When dividing, there is always the dividend (the number to be divided), the divisor (the number by which we divide), and the quotient (the result).
Understanding how these elements work together is crucial for solving arithmetic problems involving division.

Nonzero whole numbers refer to all positive whole numbers excluding zero. These include numbers like 1, 2, 3, and so on.
A nonzero whole number is important in operations like division because they can serve as divisors that can evenly or unevenly partition another number.

• They are part of the larger set of integers, which also includes zero and negative numbers.
• They can act as divisors in division operations except when dividing themselves by zero, which is undefined.

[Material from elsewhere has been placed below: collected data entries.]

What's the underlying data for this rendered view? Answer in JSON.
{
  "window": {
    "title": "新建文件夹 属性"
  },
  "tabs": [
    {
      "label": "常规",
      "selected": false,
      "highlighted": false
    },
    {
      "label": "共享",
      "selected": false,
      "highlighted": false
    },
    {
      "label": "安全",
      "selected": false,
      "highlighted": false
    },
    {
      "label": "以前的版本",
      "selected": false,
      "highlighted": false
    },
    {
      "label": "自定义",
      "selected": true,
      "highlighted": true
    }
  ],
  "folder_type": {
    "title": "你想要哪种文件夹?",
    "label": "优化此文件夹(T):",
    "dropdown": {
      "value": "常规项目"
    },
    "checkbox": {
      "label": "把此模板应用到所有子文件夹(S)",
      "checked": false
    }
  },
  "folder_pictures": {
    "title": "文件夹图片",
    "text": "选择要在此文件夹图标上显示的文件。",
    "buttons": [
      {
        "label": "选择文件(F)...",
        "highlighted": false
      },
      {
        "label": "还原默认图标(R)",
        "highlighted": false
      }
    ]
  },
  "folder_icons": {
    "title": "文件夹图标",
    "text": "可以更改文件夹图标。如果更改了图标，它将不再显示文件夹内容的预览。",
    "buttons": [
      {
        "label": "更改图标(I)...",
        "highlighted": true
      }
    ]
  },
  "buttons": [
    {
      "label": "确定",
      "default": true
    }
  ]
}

When dividing any number by a nonzero whole number, the division operation is normal and defined.

Zero holds a unique position in arithmetic and division. It serves as the identity element for addition and the absorbing element for multiplication.
However, its role in division is different. When zero is the dividend, as in zero divided by any nonzero whole number, the result is always zero.

• If you divide zero by a nonzero whole number, like in \( 0 \div 4 \), the result is \( 0 \) because you cannot distribute 'nothing'.
• The division of zero creates no groups or equal parts.

Fundamentally, zero cannot divide any number, meaning expressions like \( 5 \div 0 \) are undefined. This is because dividing by zero doesn't result in a finite or meaningful number.